University officials won’t have to do much hoping this year, though. Unless extraordinary circumstances allow the legislature to give universities more funding, a tuition increase will be undeniable, Gage said.
The Research Question
House Speaker Jim Black, D-Mecklenburg, said in July that tuition autonomy should not be reserved to UNC-CH and NCSU, but instead should include East Carolina University, UNC-Greensboro and UNC-Charlotte.
But tuition autonomy was considered exclusively for the state’s research-extensive universities. Both ECU and UNC-G are research-intensive. UNC-C doesn’t hold either distinction. Schools are categorized based on the Carnegie Classification system.
Wilson said Black wasn’t lumping other schools in with UNC-CH and NCSU, only trying to give them the same chance.

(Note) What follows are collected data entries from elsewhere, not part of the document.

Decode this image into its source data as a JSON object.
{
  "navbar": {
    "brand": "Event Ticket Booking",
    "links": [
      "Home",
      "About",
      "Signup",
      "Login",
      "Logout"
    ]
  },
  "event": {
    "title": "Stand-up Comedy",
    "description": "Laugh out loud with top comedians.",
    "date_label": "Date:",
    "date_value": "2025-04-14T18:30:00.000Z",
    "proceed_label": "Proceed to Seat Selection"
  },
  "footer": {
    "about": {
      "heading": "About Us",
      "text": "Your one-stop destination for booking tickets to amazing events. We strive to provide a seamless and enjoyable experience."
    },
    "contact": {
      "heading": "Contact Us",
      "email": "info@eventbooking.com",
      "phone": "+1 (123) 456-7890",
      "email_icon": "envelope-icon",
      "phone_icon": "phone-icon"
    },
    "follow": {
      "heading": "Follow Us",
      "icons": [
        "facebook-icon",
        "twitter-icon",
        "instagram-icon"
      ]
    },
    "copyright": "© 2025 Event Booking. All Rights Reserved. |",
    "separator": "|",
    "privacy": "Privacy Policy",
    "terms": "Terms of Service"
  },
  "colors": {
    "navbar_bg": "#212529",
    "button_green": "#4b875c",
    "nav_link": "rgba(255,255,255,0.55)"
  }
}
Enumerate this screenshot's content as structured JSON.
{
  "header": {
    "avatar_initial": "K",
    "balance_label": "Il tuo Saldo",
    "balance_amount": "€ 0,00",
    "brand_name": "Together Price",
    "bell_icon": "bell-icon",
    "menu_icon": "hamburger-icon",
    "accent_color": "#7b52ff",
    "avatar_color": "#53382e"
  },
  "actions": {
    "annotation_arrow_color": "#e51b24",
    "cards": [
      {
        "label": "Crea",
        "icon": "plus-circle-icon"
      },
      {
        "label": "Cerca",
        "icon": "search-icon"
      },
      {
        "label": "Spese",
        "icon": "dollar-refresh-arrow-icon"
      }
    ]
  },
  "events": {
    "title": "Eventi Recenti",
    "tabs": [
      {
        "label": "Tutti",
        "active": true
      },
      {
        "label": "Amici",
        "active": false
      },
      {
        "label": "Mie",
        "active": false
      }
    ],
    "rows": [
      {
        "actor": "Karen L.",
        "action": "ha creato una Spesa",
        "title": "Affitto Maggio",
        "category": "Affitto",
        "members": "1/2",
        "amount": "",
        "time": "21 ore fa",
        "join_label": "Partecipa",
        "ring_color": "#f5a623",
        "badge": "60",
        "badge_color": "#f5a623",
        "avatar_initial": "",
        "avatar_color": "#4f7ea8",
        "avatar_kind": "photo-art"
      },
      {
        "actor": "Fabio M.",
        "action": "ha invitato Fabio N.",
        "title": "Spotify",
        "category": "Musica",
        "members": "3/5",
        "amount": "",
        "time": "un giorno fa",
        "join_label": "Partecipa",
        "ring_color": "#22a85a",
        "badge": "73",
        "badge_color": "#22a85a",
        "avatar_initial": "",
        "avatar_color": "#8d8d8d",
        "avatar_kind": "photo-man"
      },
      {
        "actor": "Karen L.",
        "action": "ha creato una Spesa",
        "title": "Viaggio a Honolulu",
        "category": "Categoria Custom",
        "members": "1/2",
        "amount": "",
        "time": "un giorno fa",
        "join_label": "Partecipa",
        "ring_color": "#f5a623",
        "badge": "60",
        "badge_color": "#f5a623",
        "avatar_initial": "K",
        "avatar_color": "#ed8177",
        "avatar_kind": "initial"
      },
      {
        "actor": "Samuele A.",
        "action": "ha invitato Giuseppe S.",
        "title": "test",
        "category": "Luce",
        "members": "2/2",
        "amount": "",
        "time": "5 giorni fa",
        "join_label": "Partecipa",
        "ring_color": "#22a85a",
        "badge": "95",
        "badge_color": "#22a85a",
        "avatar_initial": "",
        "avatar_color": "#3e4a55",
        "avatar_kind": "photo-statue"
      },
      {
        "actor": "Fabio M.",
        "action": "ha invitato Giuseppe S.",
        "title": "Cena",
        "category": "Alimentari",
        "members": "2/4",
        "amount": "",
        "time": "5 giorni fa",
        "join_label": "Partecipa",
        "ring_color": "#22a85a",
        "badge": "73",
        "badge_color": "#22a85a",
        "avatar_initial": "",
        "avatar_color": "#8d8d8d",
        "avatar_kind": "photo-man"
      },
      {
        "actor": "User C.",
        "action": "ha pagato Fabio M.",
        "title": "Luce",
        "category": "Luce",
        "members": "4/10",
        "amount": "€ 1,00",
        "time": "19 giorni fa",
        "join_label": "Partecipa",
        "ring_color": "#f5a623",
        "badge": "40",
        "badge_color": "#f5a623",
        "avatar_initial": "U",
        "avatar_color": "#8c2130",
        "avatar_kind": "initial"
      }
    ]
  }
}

“Does the UNC-Charlotte board (of trustees) not have the same capability of determining the needs of their campus?” Wilson said.
And although they have unique and sometimes greater needs, research universities are relying too much on tuition, he said.
“We can’t raise tuition fast enough and high enough to solve the resource issues for either Carolina or State or any of the other 14,” he said.
But the state government’s share of system funding is decreasing, said Jerry Lucido, UNC-CH vice provost for admissions and enrollment management. “The reason there is so much pressure on tuition is that these other areas are playing a smaller role."
Wilson said legislators, in the end, made the right decision. “The General Assembly has decided that tuition autonomy is not in the best interest of the universities, and the Board of Governors believes that that was a very wise decision.”